It seems blindness has put me in a place of distinct advantage over sighted people in a surprising fashion. What was once a big frustration for me may actually be an advantage. Because I can't read the text that appears on my cell phone, see the latest image on the computer screen, laugh at what's scrolling across my friend's PDA, or perceive what's flashing on screens around me, I am protected from the distractions that could keep me from being fully present where I am.
Even though my eyes aren't drawn to these distractions, I can still clearly detect their powerful lure in those whose company I keep. For example, I'll be hanging out with a friend and I'll realize she is disengaged in our conversation or seems preoccupied. Then I'll realize she is actually very engaged, much occupied...with the technology in her hand! She is texting, twittering or reading someone else's text or Twitter!
This phenomenon confuses and concerns me. We seem to be a culture of distraction and we join in under the auspices of being connected. But I fear what it really does is erode our actual attentiveness to reality and fool us into settling for less than real, vulnerable, present relationships. It actually disconnects us from each other, our collective history, and true reality.
A friend told me about her teenage daughter's fifteenth birthday slumber party. As she walked downstairs to check on the girls, she found all seven of them lounging on the couches and sprawled on the floor while they wildly pressed buttons on their cell phones. As mom examined more closely, she saw they were all texting. They were not texting boys from school or a parent though, but texting each other! Rather than talking to the girl who was lying on the same couch, sprawled on the same floor, breathing the same air she was, they were close together in isolated bubbles using technology to communicate through symbols and satellites. Mom confiscated the phones and returned them as each girl left the party, hopefully encouraging real, present relating. What a perfect picture of what I mean.
How did we get to this place in our culture and our way of thinking where we are now substituting digital communication for human interaction that involves voice, eyes and gestures? Techno-connecting can certainly complement our connection with others, but it cannot be a substitute for it.
We must challenge ourselves to determine which values allow us to be such multi-tasking members of the human race who displace being present where we are, for being present in a million other places with a million other people at any given time. Does it make us feel important? Do we value productivity that comes from multi-tasking more than the opportunity to focus on one person or one task at a time? Does it really make us feel connected? Does it make us feel less vulnerable to the perils of relating one-on-one in real time?
Being fully engaged, attentive to our present reality, is integral to having wisdom and experiencing intimacy. A lack of attention to people or to our present reality can leave us isolated, superficial, clueless and distracted.
Maggie Jackson, a columnist with the Boston Globe, said in her book Distracted: The Erosion of Attention and the Coming Dark Age, "The way we live is eroding our capacity for deep, sustained, perceptive attention--the building block of intimacy, wisdom and cultural progress. The seduction of alternative virtual universes, the addictive allure of multi-tasking people and things, our near religious allegiance to a constant state of motion--these are markers of a land of distraction in which our old conceptions of space, time and place have been shattered. This is why we are less and less able to see, hear and comprehend what is relevant and permanent. Why so many of us feel that we can barely keep our heads above water, and our days are marked by perpetual loose ends."

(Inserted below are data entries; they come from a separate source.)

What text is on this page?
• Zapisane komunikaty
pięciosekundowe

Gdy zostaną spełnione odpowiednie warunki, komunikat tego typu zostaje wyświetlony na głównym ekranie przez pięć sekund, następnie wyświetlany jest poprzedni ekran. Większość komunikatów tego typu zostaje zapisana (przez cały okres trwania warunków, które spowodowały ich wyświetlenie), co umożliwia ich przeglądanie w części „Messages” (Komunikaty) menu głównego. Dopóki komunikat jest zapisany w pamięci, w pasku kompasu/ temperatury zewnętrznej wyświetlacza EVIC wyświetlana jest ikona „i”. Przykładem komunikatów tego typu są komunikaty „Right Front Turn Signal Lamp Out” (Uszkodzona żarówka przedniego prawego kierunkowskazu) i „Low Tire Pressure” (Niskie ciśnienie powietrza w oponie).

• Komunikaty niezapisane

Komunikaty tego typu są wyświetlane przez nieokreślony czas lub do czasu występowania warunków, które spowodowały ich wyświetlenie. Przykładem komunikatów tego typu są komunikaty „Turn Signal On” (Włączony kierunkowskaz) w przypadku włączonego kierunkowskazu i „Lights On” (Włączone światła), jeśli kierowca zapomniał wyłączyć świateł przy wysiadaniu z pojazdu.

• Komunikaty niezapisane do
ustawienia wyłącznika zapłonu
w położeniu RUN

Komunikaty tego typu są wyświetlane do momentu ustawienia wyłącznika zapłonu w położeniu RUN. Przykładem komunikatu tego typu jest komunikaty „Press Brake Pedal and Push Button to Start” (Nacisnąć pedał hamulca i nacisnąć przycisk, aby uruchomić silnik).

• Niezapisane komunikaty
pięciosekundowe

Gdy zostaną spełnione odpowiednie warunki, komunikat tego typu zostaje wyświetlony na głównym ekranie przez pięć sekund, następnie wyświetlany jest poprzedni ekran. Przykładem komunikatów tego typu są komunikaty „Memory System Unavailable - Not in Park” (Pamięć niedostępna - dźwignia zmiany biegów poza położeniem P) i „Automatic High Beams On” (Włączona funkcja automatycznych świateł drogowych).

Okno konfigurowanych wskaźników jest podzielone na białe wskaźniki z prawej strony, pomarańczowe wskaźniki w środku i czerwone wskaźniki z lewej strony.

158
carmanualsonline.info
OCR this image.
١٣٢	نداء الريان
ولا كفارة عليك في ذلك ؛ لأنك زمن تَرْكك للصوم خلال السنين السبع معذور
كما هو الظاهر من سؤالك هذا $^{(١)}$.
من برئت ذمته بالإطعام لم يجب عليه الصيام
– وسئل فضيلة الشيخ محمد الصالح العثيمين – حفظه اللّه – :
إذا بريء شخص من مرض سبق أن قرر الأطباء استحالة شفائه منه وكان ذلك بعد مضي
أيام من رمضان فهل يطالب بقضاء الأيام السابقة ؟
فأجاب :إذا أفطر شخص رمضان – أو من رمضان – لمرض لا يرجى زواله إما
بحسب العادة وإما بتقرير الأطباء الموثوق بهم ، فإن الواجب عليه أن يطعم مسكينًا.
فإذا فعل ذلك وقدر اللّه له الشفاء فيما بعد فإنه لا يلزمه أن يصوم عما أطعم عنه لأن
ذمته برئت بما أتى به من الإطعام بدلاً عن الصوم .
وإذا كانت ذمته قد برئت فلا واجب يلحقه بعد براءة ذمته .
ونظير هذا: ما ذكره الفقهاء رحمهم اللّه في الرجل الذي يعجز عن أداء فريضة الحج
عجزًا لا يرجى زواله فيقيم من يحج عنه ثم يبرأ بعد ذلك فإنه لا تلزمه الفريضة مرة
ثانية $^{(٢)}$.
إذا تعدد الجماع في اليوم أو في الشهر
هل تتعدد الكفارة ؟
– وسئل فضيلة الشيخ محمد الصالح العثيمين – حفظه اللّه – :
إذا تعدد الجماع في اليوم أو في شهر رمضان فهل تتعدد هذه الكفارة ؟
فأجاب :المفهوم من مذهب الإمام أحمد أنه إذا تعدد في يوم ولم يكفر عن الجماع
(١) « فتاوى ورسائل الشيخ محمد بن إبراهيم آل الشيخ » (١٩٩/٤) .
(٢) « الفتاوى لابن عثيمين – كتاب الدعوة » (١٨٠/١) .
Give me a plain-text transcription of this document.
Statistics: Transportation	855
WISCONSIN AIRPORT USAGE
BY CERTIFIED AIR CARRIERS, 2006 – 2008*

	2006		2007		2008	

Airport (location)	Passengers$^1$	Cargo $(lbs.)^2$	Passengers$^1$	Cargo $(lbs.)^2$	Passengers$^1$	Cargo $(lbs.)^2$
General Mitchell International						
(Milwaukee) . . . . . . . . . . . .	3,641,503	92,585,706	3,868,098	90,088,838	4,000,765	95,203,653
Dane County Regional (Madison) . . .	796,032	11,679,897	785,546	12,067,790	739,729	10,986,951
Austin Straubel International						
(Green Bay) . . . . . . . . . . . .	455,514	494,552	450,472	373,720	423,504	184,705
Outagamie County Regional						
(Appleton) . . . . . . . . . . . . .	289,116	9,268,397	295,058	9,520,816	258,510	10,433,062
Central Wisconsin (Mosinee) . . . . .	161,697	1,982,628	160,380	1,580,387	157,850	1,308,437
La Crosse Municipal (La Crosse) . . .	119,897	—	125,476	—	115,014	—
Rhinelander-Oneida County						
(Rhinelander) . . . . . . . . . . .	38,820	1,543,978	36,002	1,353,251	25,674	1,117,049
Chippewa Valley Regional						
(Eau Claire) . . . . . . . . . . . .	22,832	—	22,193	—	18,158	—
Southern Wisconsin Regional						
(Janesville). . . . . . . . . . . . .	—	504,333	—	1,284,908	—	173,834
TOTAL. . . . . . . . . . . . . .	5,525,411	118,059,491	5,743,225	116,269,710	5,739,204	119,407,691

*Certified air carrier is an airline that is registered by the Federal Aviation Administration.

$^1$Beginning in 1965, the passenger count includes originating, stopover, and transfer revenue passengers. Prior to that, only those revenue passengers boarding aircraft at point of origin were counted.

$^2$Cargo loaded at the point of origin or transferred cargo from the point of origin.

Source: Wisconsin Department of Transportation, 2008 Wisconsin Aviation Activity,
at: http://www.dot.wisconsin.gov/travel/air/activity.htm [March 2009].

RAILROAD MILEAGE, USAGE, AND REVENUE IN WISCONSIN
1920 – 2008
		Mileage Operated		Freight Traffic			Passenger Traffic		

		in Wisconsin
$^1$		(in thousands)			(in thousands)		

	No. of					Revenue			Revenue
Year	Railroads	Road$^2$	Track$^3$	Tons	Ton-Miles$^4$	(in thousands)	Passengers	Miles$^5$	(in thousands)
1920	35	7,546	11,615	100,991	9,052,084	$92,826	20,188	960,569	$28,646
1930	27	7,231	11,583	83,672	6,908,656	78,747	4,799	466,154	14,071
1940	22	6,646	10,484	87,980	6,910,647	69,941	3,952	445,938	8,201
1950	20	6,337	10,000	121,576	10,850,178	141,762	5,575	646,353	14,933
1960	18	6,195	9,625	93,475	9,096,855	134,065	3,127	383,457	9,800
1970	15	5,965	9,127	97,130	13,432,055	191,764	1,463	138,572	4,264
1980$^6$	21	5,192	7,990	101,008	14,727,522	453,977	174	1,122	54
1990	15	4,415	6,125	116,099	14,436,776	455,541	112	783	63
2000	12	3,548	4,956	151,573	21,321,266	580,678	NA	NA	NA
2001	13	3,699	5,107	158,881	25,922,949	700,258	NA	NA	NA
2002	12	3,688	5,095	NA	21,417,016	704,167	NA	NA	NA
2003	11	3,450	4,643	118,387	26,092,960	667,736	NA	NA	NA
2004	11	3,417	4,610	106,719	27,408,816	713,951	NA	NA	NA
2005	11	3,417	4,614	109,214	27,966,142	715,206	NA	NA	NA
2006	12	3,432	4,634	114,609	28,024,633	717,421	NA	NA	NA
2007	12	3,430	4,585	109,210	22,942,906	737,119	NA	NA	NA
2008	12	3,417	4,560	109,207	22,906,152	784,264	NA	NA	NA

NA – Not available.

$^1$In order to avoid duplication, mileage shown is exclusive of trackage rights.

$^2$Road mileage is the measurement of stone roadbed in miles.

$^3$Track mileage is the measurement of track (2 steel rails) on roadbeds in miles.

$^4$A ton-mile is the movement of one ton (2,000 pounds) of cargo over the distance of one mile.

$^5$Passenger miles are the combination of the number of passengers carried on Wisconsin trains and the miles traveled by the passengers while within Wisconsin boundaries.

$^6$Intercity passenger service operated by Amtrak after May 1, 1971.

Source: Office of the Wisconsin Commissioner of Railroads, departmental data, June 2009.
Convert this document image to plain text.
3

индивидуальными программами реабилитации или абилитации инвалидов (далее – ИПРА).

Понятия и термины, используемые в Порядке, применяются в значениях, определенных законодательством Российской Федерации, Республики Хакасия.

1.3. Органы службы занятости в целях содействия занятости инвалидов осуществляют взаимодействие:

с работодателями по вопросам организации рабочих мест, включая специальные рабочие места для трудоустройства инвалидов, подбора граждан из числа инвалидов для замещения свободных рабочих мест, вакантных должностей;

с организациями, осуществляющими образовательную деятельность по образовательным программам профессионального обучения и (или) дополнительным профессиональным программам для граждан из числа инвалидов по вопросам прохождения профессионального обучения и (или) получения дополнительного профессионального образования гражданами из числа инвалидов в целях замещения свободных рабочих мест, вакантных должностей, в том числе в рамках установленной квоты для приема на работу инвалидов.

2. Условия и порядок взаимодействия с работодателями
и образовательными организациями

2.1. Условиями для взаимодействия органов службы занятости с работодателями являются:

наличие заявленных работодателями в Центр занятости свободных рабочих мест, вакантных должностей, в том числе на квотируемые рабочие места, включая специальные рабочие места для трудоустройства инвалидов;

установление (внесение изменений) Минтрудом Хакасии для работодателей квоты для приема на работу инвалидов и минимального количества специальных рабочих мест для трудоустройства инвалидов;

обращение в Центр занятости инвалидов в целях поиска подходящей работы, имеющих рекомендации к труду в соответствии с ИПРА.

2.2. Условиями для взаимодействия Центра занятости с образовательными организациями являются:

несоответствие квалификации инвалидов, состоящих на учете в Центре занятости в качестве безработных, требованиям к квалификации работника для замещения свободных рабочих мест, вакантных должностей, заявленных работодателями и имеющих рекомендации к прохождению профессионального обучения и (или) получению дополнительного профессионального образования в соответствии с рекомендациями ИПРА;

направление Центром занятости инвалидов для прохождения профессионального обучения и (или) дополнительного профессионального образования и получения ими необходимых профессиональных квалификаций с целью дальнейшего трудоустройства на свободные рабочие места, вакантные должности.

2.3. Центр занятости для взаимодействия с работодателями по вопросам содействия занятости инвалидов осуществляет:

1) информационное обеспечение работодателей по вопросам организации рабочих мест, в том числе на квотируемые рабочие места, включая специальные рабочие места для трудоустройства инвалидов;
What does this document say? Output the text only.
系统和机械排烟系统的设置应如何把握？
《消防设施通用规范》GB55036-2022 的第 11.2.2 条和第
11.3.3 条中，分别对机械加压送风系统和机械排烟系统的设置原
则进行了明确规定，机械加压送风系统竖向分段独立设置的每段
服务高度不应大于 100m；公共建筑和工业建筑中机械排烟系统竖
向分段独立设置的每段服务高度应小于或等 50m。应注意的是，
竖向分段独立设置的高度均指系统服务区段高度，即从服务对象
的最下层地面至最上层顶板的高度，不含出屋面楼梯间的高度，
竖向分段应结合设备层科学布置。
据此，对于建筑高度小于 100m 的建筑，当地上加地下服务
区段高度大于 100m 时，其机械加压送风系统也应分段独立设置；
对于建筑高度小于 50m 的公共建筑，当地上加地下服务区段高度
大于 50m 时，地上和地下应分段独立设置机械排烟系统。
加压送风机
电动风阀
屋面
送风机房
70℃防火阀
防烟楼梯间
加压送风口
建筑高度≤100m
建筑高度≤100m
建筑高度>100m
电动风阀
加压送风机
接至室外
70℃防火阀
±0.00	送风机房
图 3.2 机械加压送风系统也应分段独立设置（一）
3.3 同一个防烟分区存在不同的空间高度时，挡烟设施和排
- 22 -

Our cultural and personal enemies are not the Blackberry, the iPod or the Internet. Our real potential enemy is the hand that holds the cell phone, the ear that hosts the blue tooth, and the eye that focuses on the computer screen. But those same hands, eyes and ears should be our allies. For those are what God designed from the beginning of time to be tools of connection to each other and the world around us. We must constrain them to be tools of attentiveness, not weapons of distractions used against our culture and us.
Our English word attention actually finds its roots in a Latin word that means stretch toward. In other words, it takes effort, focus and restraint to attend to what is right in front of us--to be present where we are. Distraction, conversely, draws us away from our present, pulls us from our focus and deceives us into thinking we can be fully present in a multiplicity of places with a multitude of people all the time. Thomas a' Kempis once wrote, "A man is hindered and distracted in proportion as he draws outward things to himself."
Attentiveness draws us to connect to others, to knowledge and to the world around us. Therefore, we must value attention as a precious and endangered resource. There are always going to be pings, flashes, rings, buzzes, beeping and vibrating electronics around us. I don't want them to steal our precious resource of attentiveness. They can divide and distract if we let them. The convenience they provide must be harnessed as a tool to draw us together in a real and organic way, not draw us away to a distraction that defeats us.
Well, that's what's been percolating in me lately!